Sleep and Nutrition: A Must in Pregnancy

Published June 4, 2015

Sleep and Nutrition: A Must in Pregnancy

Prenatal vitamins are crucial for a woman who is pregnant or looking to become pregnant. They keep the body healthy and strong as well as your unborn child. More often than not, women are not getting enough nutrition from their daily diet to keep themselves nourished and healthy. Continue to read to find out about the best prenatal vitamins available to expectant mothers and why they are so important.

There are many benefits that come with taking a prenatal vitamin while pregnant. What most women do not realize is that prenatal vitamins are much different than your typical vitamin. Prenatal vitamins contain folic acid which assists with any neural tube defects that may occur in your child. These are defects that impact your child’s spinal cord as well as their brain. The iron that is in a prenatal vitamin helps prevent the mother from becoming anemic which can also deeply impact the baby.

Prenatal vitamins contain folic acid, calcium, iron, vitamin C, Zinc, Copper, Vitamin B-6, and Vitamin D. These should not be used as a substitute for good nutrition. You need to make sure you are still maintaining a healthy diet. The calcium will be very helpful especially in your final trimester. Calcium helps to build your baby’s bones and keep them strong. It is crucial that you keep a lot of calcium in your diet including the prenatal vitamin. One thing prenatal vitamins do not contain are omega-3 fatty acids which you will find in fish. So make sure you keep fish in your diet if you are able to.

Getting sleep is also very important in pregnancy. There are some over-the-counter pills that you can take to help you sleep better at night.

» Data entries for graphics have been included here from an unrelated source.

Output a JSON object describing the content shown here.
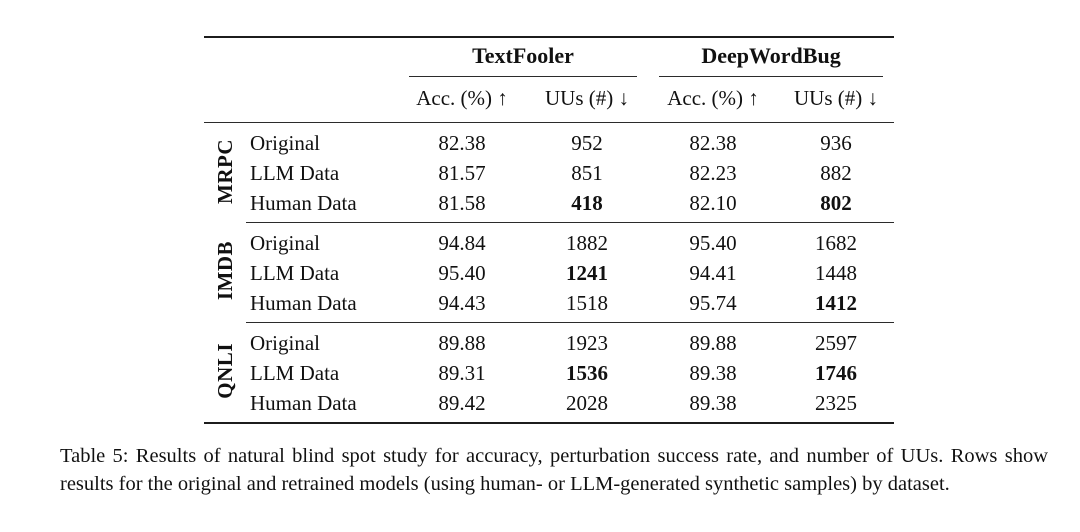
{
  "colors": {
    "background": "#ffffff",
    "text": "#111111",
    "rule": "#2b2b2b"
  },
  "table": {
    "caption": "Table 5: Results of natural blind spot study for accuracy, perturbation success rate, and number of UUs. Rows show results for the original and retrained models (using human- or LLM-generated synthetic samples) by dataset.",
    "col_groups": [
      {
        "label": "TextFooler"
      },
      {
        "label": "DeepWordBug"
      }
    ],
    "sub_headers": [
      "Acc. (%) ↑",
      "UUs (#) ↓",
      "Acc. (%) ↑",
      "UUs (#) ↓"
    ],
    "groups": [
      {
        "dataset": "MRPC",
        "rows": [
          {
            "label": "Original",
            "values": [
              "82.38",
              "952",
              "82.38",
              "936"
            ],
            "bold": [
              false,
              false,
              false,
              false
            ]
          },
          {
            "label": "LLM Data",
            "values": [
              "81.57",
              "851",
              "82.23",
              "882"
            ],
            "bold": [
              false,
              false,
              false,
              false
            ]
          },
          {
            "label": "Human Data",
            "values": [
              "81.58",
              "418",
              "82.10",
              "802"
            ],
            "bold": [
              false,
              true,
              false,
              true
            ]
          }
        ]
      },
      {
        "dataset": "IMDB",
        "rows": [
          {
            "label": "Original",
            "values": [
              "94.84",
              "1882",
              "95.40",
              "1682"
            ],
            "bold": [
              false,
              false,
              false,
              false
            ]
          },
          {
            "label": "LLM Data",
            "values": [
              "95.40",
              "1241",
              "94.41",
              "1448"
            ],
            "bold": [
              false,
              true,
              false,
              false
            ]
          },
          {
            "label": "Human Data",
            "values": [
              "94.43",
              "1518",
              "95.74",
              "1412"
            ],
            "bold": [
              false,
              false,
              false,
              true
            ]
          }
        ]
      },
      {
        "dataset": "QNLI",
        "rows": [
          {
            "label": "Original",
            "values": [
              "89.88",
              "1923",
              "89.88",
              "2597"
            ],
            "bold": [
              false,
              false,
              false,
              false
            ]
          },
          {
            "label": "LLM Data",
            "values": [
              "89.31",
              "1536",
              "89.38",
              "1746"
            ],
            "bold": [
              false,
              true,
              false,
              true
            ]
          },
          {
            "label": "Human Data",
            "values": [
              "89.42",
              "2028",
              "89.38",
              "2325"
            ],
            "bold": [
              false,
              false,
              false,
              false
            ]
          }
        ]
      }
    ]
  }
}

There are some people who have either exhausted all of the sleep aid options and are looking for something that is more on the natural side. This sleep aid relies on melatonin which is something that the body naturally produces to help you go to sleep. Older individuals sometimes have a difficult time producing melatonin so this supplement may be the best option if you have tried everything else. It is completely natural and it is not addictive.

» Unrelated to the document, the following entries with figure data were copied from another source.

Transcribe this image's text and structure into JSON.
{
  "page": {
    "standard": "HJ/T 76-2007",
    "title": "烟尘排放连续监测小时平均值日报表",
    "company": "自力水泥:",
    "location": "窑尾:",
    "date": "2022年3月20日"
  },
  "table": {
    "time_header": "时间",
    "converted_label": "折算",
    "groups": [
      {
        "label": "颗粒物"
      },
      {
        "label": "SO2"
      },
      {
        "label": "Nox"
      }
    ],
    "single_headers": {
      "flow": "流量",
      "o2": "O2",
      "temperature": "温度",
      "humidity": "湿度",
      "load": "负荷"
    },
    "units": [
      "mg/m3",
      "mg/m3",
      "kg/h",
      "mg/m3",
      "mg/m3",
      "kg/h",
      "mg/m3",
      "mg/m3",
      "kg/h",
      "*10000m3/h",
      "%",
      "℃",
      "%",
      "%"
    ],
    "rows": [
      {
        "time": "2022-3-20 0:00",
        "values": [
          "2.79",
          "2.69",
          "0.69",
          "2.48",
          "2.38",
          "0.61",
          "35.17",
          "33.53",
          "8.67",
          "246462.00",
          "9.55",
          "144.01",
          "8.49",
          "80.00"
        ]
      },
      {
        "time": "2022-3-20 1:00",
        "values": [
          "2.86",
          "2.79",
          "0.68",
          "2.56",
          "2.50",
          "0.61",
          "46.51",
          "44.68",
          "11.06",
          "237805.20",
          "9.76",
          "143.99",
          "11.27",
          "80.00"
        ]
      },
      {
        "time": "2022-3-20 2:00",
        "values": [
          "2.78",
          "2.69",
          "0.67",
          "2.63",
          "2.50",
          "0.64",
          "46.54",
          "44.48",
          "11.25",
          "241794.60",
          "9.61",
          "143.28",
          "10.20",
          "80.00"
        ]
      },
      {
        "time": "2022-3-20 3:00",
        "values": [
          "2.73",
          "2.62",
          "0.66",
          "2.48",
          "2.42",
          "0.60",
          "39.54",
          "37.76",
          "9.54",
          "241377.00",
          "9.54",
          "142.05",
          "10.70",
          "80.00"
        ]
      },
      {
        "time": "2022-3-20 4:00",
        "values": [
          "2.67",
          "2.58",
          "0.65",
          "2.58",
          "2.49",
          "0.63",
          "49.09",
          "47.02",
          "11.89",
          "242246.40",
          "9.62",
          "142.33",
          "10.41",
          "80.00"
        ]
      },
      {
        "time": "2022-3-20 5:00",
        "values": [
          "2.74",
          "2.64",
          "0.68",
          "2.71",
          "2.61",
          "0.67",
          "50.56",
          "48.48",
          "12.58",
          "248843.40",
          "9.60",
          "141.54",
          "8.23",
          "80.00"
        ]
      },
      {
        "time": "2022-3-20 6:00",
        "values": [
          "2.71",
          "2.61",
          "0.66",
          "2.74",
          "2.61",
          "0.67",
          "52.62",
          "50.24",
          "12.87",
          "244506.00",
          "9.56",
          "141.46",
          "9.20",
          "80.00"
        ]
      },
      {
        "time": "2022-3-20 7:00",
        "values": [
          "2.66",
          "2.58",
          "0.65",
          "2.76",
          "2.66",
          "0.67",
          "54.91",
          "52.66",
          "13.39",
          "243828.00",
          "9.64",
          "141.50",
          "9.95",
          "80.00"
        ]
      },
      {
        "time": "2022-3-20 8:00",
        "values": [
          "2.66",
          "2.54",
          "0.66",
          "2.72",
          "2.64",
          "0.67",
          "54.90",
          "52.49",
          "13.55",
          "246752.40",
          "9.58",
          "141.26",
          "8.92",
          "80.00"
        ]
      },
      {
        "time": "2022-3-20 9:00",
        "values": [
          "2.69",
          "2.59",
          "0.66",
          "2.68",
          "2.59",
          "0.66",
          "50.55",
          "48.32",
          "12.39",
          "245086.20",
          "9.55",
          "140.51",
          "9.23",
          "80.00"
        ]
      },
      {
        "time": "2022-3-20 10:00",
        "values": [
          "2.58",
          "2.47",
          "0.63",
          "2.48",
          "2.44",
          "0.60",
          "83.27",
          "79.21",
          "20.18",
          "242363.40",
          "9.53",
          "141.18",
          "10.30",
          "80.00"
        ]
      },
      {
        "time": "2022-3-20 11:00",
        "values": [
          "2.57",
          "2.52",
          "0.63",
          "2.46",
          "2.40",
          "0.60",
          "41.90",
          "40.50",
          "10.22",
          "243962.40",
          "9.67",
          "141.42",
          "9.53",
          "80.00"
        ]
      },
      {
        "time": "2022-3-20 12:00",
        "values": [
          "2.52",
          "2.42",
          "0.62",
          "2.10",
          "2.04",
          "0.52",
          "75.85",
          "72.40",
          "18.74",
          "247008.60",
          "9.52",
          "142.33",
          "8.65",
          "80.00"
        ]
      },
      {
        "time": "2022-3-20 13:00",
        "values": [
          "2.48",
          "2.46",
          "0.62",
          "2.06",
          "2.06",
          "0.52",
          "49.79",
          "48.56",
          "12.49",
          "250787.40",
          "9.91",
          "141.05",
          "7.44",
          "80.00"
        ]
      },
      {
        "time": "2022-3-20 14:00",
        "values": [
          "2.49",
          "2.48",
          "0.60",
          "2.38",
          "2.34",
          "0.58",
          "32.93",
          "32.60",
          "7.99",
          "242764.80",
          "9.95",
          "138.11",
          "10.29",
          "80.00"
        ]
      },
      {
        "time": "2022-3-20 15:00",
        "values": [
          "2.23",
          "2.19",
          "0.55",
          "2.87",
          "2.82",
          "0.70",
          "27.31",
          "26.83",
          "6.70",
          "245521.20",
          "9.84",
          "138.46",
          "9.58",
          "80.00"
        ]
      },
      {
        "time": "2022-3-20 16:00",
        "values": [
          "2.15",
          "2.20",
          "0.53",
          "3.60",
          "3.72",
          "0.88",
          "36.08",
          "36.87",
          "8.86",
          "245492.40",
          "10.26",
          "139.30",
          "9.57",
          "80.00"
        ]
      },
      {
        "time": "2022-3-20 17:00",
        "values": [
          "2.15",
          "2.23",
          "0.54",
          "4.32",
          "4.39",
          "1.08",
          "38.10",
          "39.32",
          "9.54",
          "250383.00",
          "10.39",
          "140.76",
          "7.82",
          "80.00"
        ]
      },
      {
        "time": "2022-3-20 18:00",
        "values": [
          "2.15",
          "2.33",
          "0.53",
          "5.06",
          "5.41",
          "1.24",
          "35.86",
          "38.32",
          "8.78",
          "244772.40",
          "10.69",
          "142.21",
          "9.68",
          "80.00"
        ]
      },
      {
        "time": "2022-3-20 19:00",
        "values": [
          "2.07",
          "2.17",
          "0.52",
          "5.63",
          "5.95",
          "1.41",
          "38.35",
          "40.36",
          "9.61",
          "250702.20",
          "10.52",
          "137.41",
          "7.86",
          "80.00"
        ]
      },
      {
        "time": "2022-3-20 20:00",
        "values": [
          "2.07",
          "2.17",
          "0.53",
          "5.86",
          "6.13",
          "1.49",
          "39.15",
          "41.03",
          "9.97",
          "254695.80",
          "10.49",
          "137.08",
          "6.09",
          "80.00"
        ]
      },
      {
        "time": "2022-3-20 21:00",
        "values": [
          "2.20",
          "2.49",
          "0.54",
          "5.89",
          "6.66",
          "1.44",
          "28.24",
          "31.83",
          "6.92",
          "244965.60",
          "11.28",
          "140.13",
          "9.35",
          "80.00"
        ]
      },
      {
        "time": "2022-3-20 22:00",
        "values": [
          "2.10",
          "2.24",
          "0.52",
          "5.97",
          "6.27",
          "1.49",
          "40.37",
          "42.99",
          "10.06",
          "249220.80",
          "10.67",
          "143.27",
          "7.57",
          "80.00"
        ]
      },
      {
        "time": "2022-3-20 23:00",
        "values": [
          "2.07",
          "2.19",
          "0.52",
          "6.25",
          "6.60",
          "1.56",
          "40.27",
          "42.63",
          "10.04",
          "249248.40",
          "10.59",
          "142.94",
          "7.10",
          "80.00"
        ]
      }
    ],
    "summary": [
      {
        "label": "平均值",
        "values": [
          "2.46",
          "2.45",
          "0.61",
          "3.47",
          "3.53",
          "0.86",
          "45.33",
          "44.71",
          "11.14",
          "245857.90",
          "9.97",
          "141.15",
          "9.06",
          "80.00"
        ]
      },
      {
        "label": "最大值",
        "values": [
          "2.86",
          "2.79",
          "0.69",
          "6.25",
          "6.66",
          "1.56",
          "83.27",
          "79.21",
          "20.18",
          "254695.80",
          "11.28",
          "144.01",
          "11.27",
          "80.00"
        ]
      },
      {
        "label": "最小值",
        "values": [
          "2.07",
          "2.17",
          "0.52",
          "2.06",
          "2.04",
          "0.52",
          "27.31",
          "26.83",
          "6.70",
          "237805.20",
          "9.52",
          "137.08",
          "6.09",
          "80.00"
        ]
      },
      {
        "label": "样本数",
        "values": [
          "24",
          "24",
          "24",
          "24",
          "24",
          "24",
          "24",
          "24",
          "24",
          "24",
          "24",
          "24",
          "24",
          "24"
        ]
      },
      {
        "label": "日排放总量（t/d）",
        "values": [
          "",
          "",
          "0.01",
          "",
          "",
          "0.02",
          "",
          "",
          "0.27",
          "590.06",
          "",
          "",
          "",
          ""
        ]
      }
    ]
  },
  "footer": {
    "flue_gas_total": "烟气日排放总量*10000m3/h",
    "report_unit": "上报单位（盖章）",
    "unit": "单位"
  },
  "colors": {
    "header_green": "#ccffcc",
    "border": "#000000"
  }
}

Another thing to keep in mind is that you may not be sleeping right. And by that I mean position-wise. Sleeping on your back can be both good and bad depending on how you go about it. Elevating your head is the best sleeping position for your back. It helps to keep the spine aligned and you will wake up with less back pain. If you have tried numerous medications to help you sleep, maybe it is time to look at the way to sleep as a possible cause for your insomnia.